Ultimately, accurate vibration measurements in the field, with easily accessible results, help to maximize uptime, optimize preventative maintenance cycles, and facilitate a quick resolution of issues. And the secure, long-term storage of data also means that the solution can be used to generate insights that positively influence maintenance procedures, for the long-term benefit of businesses.
Brüel & Kjær’s Web Test Advisor
The Web Test Advisor is a new development from Brüel & Kjær that couples sound and vibration test equipment with cloud processing and storage, to share data between stakeholders around the globe.
Data is captured in real-time from PULSE production line test systems, or from hand-held devices like Hand-held Analyzer Type 2250 and transmitted to the cloud for secure storage. Data can be automatically processed with diagnostics results transmitted immediately back to site, or alerts sent to other parties to take immediate action.

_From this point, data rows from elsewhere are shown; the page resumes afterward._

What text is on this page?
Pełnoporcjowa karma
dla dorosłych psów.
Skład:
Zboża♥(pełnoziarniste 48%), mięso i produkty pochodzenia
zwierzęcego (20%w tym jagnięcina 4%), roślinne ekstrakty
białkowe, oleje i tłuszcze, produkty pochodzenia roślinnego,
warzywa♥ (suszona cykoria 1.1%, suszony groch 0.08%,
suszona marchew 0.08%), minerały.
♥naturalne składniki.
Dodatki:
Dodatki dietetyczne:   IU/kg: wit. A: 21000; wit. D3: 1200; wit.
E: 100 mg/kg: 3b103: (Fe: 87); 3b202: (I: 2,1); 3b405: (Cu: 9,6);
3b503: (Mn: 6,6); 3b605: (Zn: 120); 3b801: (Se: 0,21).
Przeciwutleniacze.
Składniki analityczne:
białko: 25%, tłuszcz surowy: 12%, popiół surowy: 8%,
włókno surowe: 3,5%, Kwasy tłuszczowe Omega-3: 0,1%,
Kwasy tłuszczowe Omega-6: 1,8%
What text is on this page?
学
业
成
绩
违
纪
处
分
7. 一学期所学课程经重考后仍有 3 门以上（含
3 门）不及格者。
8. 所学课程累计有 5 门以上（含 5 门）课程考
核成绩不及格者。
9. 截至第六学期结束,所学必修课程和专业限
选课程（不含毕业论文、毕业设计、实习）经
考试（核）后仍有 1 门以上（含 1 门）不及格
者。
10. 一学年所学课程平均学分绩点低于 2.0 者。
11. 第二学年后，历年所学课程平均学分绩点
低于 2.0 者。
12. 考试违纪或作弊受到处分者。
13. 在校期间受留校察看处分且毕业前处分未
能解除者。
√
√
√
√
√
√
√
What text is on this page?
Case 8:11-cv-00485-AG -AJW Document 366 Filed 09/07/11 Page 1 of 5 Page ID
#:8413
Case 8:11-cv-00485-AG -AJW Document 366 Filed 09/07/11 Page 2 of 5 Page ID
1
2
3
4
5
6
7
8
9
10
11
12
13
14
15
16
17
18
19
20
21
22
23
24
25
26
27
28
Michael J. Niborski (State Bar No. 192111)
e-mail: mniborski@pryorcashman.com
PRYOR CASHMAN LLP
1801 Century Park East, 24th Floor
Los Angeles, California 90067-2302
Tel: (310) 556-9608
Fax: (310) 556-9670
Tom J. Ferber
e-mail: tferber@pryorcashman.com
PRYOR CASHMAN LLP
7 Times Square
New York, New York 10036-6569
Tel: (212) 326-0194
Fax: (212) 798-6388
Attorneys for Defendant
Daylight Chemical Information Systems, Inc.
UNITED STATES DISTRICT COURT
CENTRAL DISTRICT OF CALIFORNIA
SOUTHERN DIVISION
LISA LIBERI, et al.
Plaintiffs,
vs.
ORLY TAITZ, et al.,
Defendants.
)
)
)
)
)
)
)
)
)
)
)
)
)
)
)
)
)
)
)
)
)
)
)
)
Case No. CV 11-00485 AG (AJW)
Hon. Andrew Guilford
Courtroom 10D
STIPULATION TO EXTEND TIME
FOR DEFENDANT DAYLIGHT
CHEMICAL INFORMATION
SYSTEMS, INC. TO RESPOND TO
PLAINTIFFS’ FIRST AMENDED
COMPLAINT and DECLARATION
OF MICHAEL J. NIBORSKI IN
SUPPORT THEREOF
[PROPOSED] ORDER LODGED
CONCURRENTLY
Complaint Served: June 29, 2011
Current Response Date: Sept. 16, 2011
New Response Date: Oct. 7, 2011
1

Test results are accessed through a Web-based dashboard by authorized users from anywhere connected via the Internet. The dashboard enables individual tests to be accessed through simple metadata searches. The results can be displayed and downloaded locally for further analysis in a variety of applications. Data remains securely stored and accessible for as long as the service subscription is active.
As well as test results, the dashboard shows performance data. On a production line, this can be a real-time display of throughput, yield and failure modes aggregated across multiple production lines and manufacturing facilities in different countries. For in-field product maintenance, this could be the number of units tested, failure rate and, for example, the number of failed cases still open for resolution.